Мы поднялись с ровного травяного поля тремя группами — группа белых, желтых, красных — и пошли не к морю, где гудела толпа тысяч в сто, а над городом. Это был не парадный строй; скорее, мы казались беспечными туристами или, скажем, разноцветными бумерангами, брошенными ленивой рукой. Но такое впечатление было обманчиво, как обманчив вид спокойного мускула, в котором постепенно напрягаются нервы. Ничто в воздухе не двигалось, кроме нас, и это опустевшее вдруг пространство пугало своей голубой торжественностью. Мы крались над самыми крышами, приглядываясь друг к другу, примериваясь крылом к волне гравитонов. Самое важное было нащупать, поймать сильную волну. Уже задрожали стрелки приборов и шевельнулись, чуть приподнялись чуткие перья на крыле машины, но я знал, что еще рано ловить эту самую волну.
Я смотрел сверху на крыши, парки, улицы Светлого и чему-то радовался и удивлялся, словно здесь не родился и не жил никогда. Паруса домов, наполненные ветром и солнцем, тихо скользили в зеленой пене. Взметнулись вверх, стремясь оторваться от земли, стреловидные здания институтов. Их легкие конструкции и стеклянная прозрачность напоминали о полюбившейся людям свободе невесомости, и потому неуклюжим, просто каким-то чужестранцем выглядел в этой балетно-изящной толпе наш огромный Институт Солнца. Да, пожалуй, он был воплощением странной фантазии архитектора: круглый, с каменными колоннами и этажами садов, украшенный факелами протуберанцев, нечто среднее между синхрофазотроном, готическим собором и седьмым архидревним чудом света — висячими садами Семирамиды. И все-таки я любил его таким странным — за чудаческую привлекательность, за спокойствие и силу великана, знавшего про Солнце больше, чем все мудрецы на свете
А перья тихонько пели, но все равно это была не та волна. Я делал едва заметные глазу скачки — поднимался и опускался, рыскал по сторонам. Многие гонщики тоже искали волну, стараясь не выдать своего напряжения.

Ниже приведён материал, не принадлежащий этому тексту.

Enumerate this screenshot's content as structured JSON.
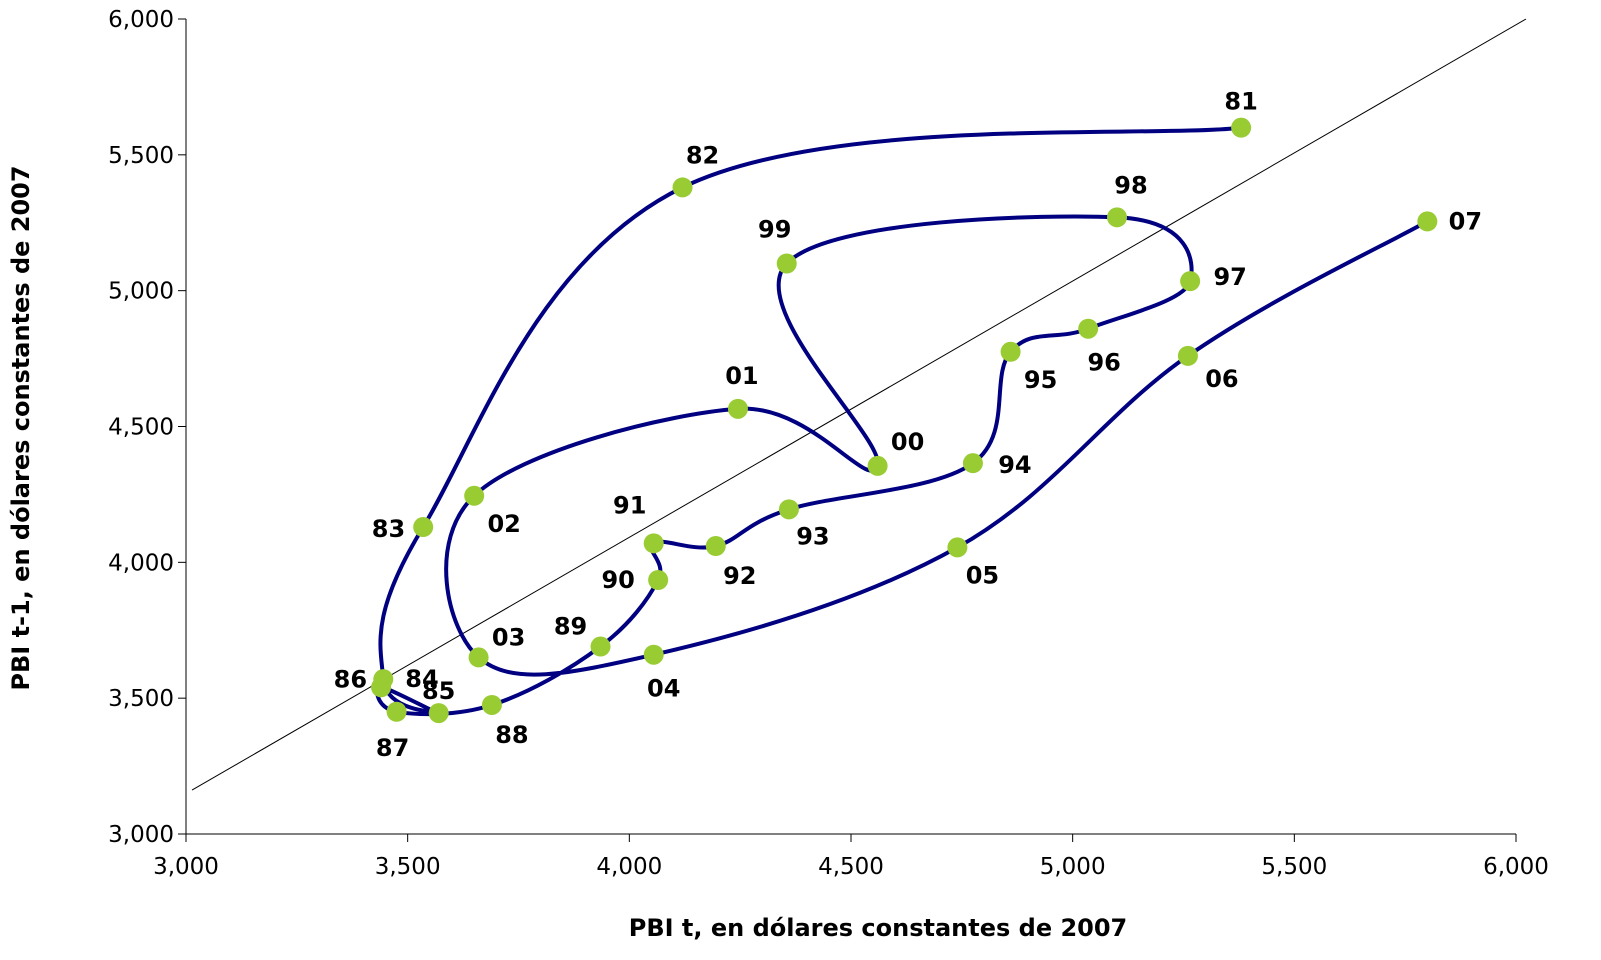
{
  "chart_data": {
    "type": "scatter",
    "xlabel": "PBI  t, en dólares constantes de 2007",
    "ylabel": "PBI  t-1, en dólares constantes de 2007",
    "xlim": [
      3000,
      6000
    ],
    "ylim": [
      3000,
      6000
    ],
    "x_ticks": [
      "3,000",
      "3,500",
      "4,000",
      "4,500",
      "5,000",
      "5,500",
      "6,000"
    ],
    "y_ticks": [
      "3,000",
      "3,500",
      "4,000",
      "4,500",
      "5,000",
      "5,500",
      "6,000"
    ],
    "grid": false,
    "legend": "none",
    "line_color": "#000080",
    "marker_color": "#99cc33",
    "reference_line": {
      "from": [
        3000,
        3180
      ],
      "to": [
        6000,
        6000
      ],
      "color": "#000000"
    },
    "points": [
      {
        "label": "81",
        "x": 5380,
        "y": 5600
      },
      {
        "label": "82",
        "x": 4120,
        "y": 5380
      },
      {
        "label": "83",
        "x": 3535,
        "y": 4130
      },
      {
        "label": "84",
        "x": 3445,
        "y": 3570
      },
      {
        "label": "85",
        "x": 3570,
        "y": 3445
      },
      {
        "label": "86",
        "x": 3440,
        "y": 3540
      },
      {
        "label": "87",
        "x": 3475,
        "y": 3450
      },
      {
        "label": "88",
        "x": 3690,
        "y": 3475
      },
      {
        "label": "89",
        "x": 3935,
        "y": 3690
      },
      {
        "label": "90",
        "x": 4065,
        "y": 3935
      },
      {
        "label": "91",
        "x": 4055,
        "y": 4070
      },
      {
        "label": "92",
        "x": 4195,
        "y": 4060
      },
      {
        "label": "93",
        "x": 4360,
        "y": 4195
      },
      {
        "label": "94",
        "x": 4775,
        "y": 4365
      },
      {
        "label": "95",
        "x": 4860,
        "y": 4775
      },
      {
        "label": "96",
        "x": 5035,
        "y": 4860
      },
      {
        "label": "97",
        "x": 5265,
        "y": 5035
      },
      {
        "label": "98",
        "x": 5100,
        "y": 5270
      },
      {
        "label": "99",
        "x": 4355,
        "y": 5100
      },
      {
        "label": "00",
        "x": 4560,
        "y": 4355
      },
      {
        "label": "01",
        "x": 4245,
        "y": 4565
      },
      {
        "label": "02",
        "x": 3650,
        "y": 4245
      },
      {
        "label": "03",
        "x": 3660,
        "y": 3650
      },
      {
        "label": "04",
        "x": 4055,
        "y": 3660
      },
      {
        "label": "05",
        "x": 4740,
        "y": 4055
      },
      {
        "label": "06",
        "x": 5260,
        "y": 4760
      },
      {
        "label": "07",
        "x": 5800,
        "y": 5255
      }
    ]
  }
}
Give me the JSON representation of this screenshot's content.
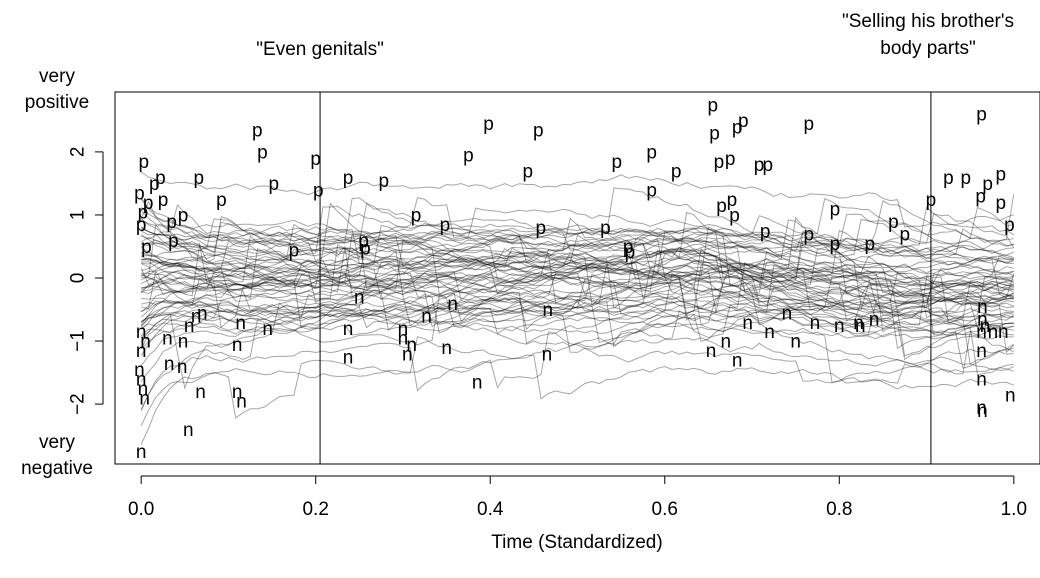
{
  "chart_data": {
    "type": "line",
    "title": "",
    "xlabel": "Time (Standardized)",
    "ylabel": "",
    "xlim": [
      -0.03,
      1.03
    ],
    "ylim": [
      -2.95,
      2.95
    ],
    "x_ticks": [
      0.0,
      0.2,
      0.4,
      0.6,
      0.8,
      1.0
    ],
    "x_tick_labels": [
      "0.0",
      "0.2",
      "0.4",
      "0.6",
      "0.8",
      "1.0"
    ],
    "y_ticks": [
      -2,
      -1,
      0,
      1,
      2
    ],
    "y_tick_labels": [
      "−2",
      "−1",
      "0",
      "1",
      "2"
    ],
    "y_end_labels": {
      "top": [
        "very",
        "positive"
      ],
      "bottom": [
        "very",
        "negative"
      ]
    },
    "annotations": [
      {
        "x": 0.205,
        "label": [
          "\"Even genitals\""
        ]
      },
      {
        "x": 0.905,
        "label": [
          "\"Selling his brother's",
          "body parts\""
        ]
      }
    ],
    "line_color": "#000000",
    "line_alpha": 0.35,
    "grid": false,
    "n_series": 70,
    "series_summary": {
      "description_points_x": [
        0,
        0.1,
        0.2,
        0.3,
        0.4,
        0.5,
        0.6,
        0.7,
        0.8,
        0.9,
        1.0
      ],
      "mean_y": [
        0.1,
        -0.05,
        0.05,
        0.15,
        0.15,
        0.1,
        0.2,
        -0.1,
        -0.25,
        -0.2,
        -0.1
      ]
    },
    "marker_labels": {
      "positive_symbol": "p",
      "negative_symbol": "n",
      "points": [
        {
          "s": "p",
          "x": 0.003,
          "y": 1.85
        },
        {
          "s": "p",
          "x": -0.002,
          "y": 1.35
        },
        {
          "s": "p",
          "x": 0.008,
          "y": 1.2
        },
        {
          "s": "p",
          "x": 0.015,
          "y": 1.5
        },
        {
          "s": "p",
          "x": 0.022,
          "y": 1.6
        },
        {
          "s": "p",
          "x": 0.025,
          "y": 1.25
        },
        {
          "s": "p",
          "x": 0.002,
          "y": 1.05
        },
        {
          "s": "p",
          "x": 0.0,
          "y": 0.85
        },
        {
          "s": "p",
          "x": 0.006,
          "y": 0.5
        },
        {
          "s": "p",
          "x": 0.035,
          "y": 0.9
        },
        {
          "s": "p",
          "x": 0.048,
          "y": 1.0
        },
        {
          "s": "p",
          "x": 0.037,
          "y": 0.6
        },
        {
          "s": "p",
          "x": 0.066,
          "y": 1.6
        },
        {
          "s": "p",
          "x": 0.092,
          "y": 1.25
        },
        {
          "s": "p",
          "x": 0.133,
          "y": 2.35
        },
        {
          "s": "p",
          "x": 0.139,
          "y": 2.0
        },
        {
          "s": "p",
          "x": 0.152,
          "y": 1.5
        },
        {
          "s": "p",
          "x": 0.175,
          "y": 0.45
        },
        {
          "s": "p",
          "x": 0.2,
          "y": 1.9
        },
        {
          "s": "p",
          "x": 0.203,
          "y": 1.4
        },
        {
          "s": "p",
          "x": 0.237,
          "y": 1.6
        },
        {
          "s": "p",
          "x": 0.255,
          "y": 0.6
        },
        {
          "s": "p",
          "x": 0.257,
          "y": 0.48
        },
        {
          "s": "p",
          "x": 0.278,
          "y": 1.55
        },
        {
          "s": "p",
          "x": 0.315,
          "y": 1.0
        },
        {
          "s": "p",
          "x": 0.348,
          "y": 0.85
        },
        {
          "s": "p",
          "x": 0.375,
          "y": 1.95
        },
        {
          "s": "p",
          "x": 0.398,
          "y": 2.45
        },
        {
          "s": "p",
          "x": 0.443,
          "y": 1.7
        },
        {
          "s": "p",
          "x": 0.455,
          "y": 2.35
        },
        {
          "s": "p",
          "x": 0.458,
          "y": 0.8
        },
        {
          "s": "p",
          "x": 0.532,
          "y": 0.8
        },
        {
          "s": "p",
          "x": 0.545,
          "y": 1.85
        },
        {
          "s": "p",
          "x": 0.558,
          "y": 0.5
        },
        {
          "s": "p",
          "x": 0.56,
          "y": 0.42
        },
        {
          "s": "p",
          "x": 0.585,
          "y": 2.0
        },
        {
          "s": "p",
          "x": 0.585,
          "y": 1.4
        },
        {
          "s": "p",
          "x": 0.613,
          "y": 1.7
        },
        {
          "s": "p",
          "x": 0.655,
          "y": 2.75
        },
        {
          "s": "p",
          "x": 0.657,
          "y": 2.3
        },
        {
          "s": "p",
          "x": 0.662,
          "y": 1.85
        },
        {
          "s": "p",
          "x": 0.665,
          "y": 1.15
        },
        {
          "s": "p",
          "x": 0.675,
          "y": 1.9
        },
        {
          "s": "p",
          "x": 0.677,
          "y": 1.25
        },
        {
          "s": "p",
          "x": 0.68,
          "y": 1.0
        },
        {
          "s": "p",
          "x": 0.683,
          "y": 2.4
        },
        {
          "s": "p",
          "x": 0.69,
          "y": 2.5
        },
        {
          "s": "p",
          "x": 0.708,
          "y": 1.8
        },
        {
          "s": "p",
          "x": 0.718,
          "y": 1.8
        },
        {
          "s": "p",
          "x": 0.715,
          "y": 0.75
        },
        {
          "s": "p",
          "x": 0.765,
          "y": 2.45
        },
        {
          "s": "p",
          "x": 0.765,
          "y": 0.7
        },
        {
          "s": "p",
          "x": 0.795,
          "y": 1.1
        },
        {
          "s": "p",
          "x": 0.795,
          "y": 0.55
        },
        {
          "s": "p",
          "x": 0.835,
          "y": 0.55
        },
        {
          "s": "p",
          "x": 0.862,
          "y": 0.9
        },
        {
          "s": "p",
          "x": 0.875,
          "y": 0.7
        },
        {
          "s": "p",
          "x": 0.905,
          "y": 1.25
        },
        {
          "s": "p",
          "x": 0.925,
          "y": 1.6
        },
        {
          "s": "p",
          "x": 0.945,
          "y": 1.6
        },
        {
          "s": "p",
          "x": 0.963,
          "y": 2.6
        },
        {
          "s": "p",
          "x": 0.962,
          "y": 1.3
        },
        {
          "s": "p",
          "x": 0.97,
          "y": 1.5
        },
        {
          "s": "p",
          "x": 0.985,
          "y": 1.65
        },
        {
          "s": "p",
          "x": 0.985,
          "y": 1.2
        },
        {
          "s": "p",
          "x": 0.995,
          "y": 0.85
        },
        {
          "s": "n",
          "x": 0.0,
          "y": -0.85
        },
        {
          "s": "n",
          "x": 0.005,
          "y": -1.0
        },
        {
          "s": "n",
          "x": 0.0,
          "y": -1.15
        },
        {
          "s": "n",
          "x": -0.002,
          "y": -1.45
        },
        {
          "s": "n",
          "x": 0.0,
          "y": -1.6
        },
        {
          "s": "n",
          "x": 0.002,
          "y": -1.75
        },
        {
          "s": "n",
          "x": 0.004,
          "y": -1.9
        },
        {
          "s": "n",
          "x": 0.0,
          "y": -2.75
        },
        {
          "s": "n",
          "x": 0.03,
          "y": -0.95
        },
        {
          "s": "n",
          "x": 0.032,
          "y": -1.35
        },
        {
          "s": "n",
          "x": 0.048,
          "y": -1.0
        },
        {
          "s": "n",
          "x": 0.047,
          "y": -1.4
        },
        {
          "s": "n",
          "x": 0.055,
          "y": -0.75
        },
        {
          "s": "n",
          "x": 0.063,
          "y": -0.6
        },
        {
          "s": "n",
          "x": 0.07,
          "y": -0.55
        },
        {
          "s": "n",
          "x": 0.068,
          "y": -1.8
        },
        {
          "s": "n",
          "x": 0.054,
          "y": -2.4
        },
        {
          "s": "n",
          "x": 0.11,
          "y": -1.05
        },
        {
          "s": "n",
          "x": 0.114,
          "y": -0.7
        },
        {
          "s": "n",
          "x": 0.11,
          "y": -1.8
        },
        {
          "s": "n",
          "x": 0.115,
          "y": -1.95
        },
        {
          "s": "n",
          "x": 0.145,
          "y": -0.8
        },
        {
          "s": "n",
          "x": 0.25,
          "y": -0.3
        },
        {
          "s": "n",
          "x": 0.237,
          "y": -0.8
        },
        {
          "s": "n",
          "x": 0.237,
          "y": -1.25
        },
        {
          "s": "n",
          "x": 0.3,
          "y": -0.8
        },
        {
          "s": "n",
          "x": 0.3,
          "y": -0.95
        },
        {
          "s": "n",
          "x": 0.31,
          "y": -1.05
        },
        {
          "s": "n",
          "x": 0.305,
          "y": -1.2
        },
        {
          "s": "n",
          "x": 0.327,
          "y": -0.6
        },
        {
          "s": "n",
          "x": 0.35,
          "y": -1.1
        },
        {
          "s": "n",
          "x": 0.357,
          "y": -0.4
        },
        {
          "s": "n",
          "x": 0.385,
          "y": -1.65
        },
        {
          "s": "n",
          "x": 0.466,
          "y": -0.5
        },
        {
          "s": "n",
          "x": 0.465,
          "y": -1.2
        },
        {
          "s": "n",
          "x": 0.653,
          "y": -1.15
        },
        {
          "s": "n",
          "x": 0.67,
          "y": -1.0
        },
        {
          "s": "n",
          "x": 0.683,
          "y": -1.3
        },
        {
          "s": "n",
          "x": 0.695,
          "y": -0.7
        },
        {
          "s": "n",
          "x": 0.72,
          "y": -0.85
        },
        {
          "s": "n",
          "x": 0.74,
          "y": -0.55
        },
        {
          "s": "n",
          "x": 0.75,
          "y": -1.0
        },
        {
          "s": "n",
          "x": 0.772,
          "y": -0.7
        },
        {
          "s": "n",
          "x": 0.8,
          "y": -0.75
        },
        {
          "s": "n",
          "x": 0.822,
          "y": -0.7
        },
        {
          "s": "n",
          "x": 0.824,
          "y": -0.75
        },
        {
          "s": "n",
          "x": 0.84,
          "y": -0.65
        },
        {
          "s": "n",
          "x": 0.964,
          "y": -0.45
        },
        {
          "s": "n",
          "x": 0.964,
          "y": -0.65
        },
        {
          "s": "n",
          "x": 0.967,
          "y": -0.75
        },
        {
          "s": "n",
          "x": 0.963,
          "y": -0.85
        },
        {
          "s": "n",
          "x": 0.976,
          "y": -0.85
        },
        {
          "s": "n",
          "x": 0.988,
          "y": -0.85
        },
        {
          "s": "n",
          "x": 0.963,
          "y": -1.15
        },
        {
          "s": "n",
          "x": 0.963,
          "y": -1.6
        },
        {
          "s": "n",
          "x": 0.963,
          "y": -2.05
        },
        {
          "s": "n",
          "x": 0.964,
          "y": -2.1
        },
        {
          "s": "n",
          "x": 0.996,
          "y": -1.85
        }
      ]
    }
  }
}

Уже неумолимо приближались полукруг стадиона и синее полотно моря, вдали засверкали золотые точки — стартовые шары, а мы, герои дня, шли к ним совсем не парадным строем, а беспорядочной толпой. Что ж, в конце концов, каждый музыкант перед началом концерта раскладывает ноты и настраивает свой инструмент. Звучит эта разноголосица в оркестровой яме не очень-то приятно для слуха. Зато потом взмахнет дирижер, замрет зал, каждый инструмент будет петь свое, и в их едином порыве родится мелодия.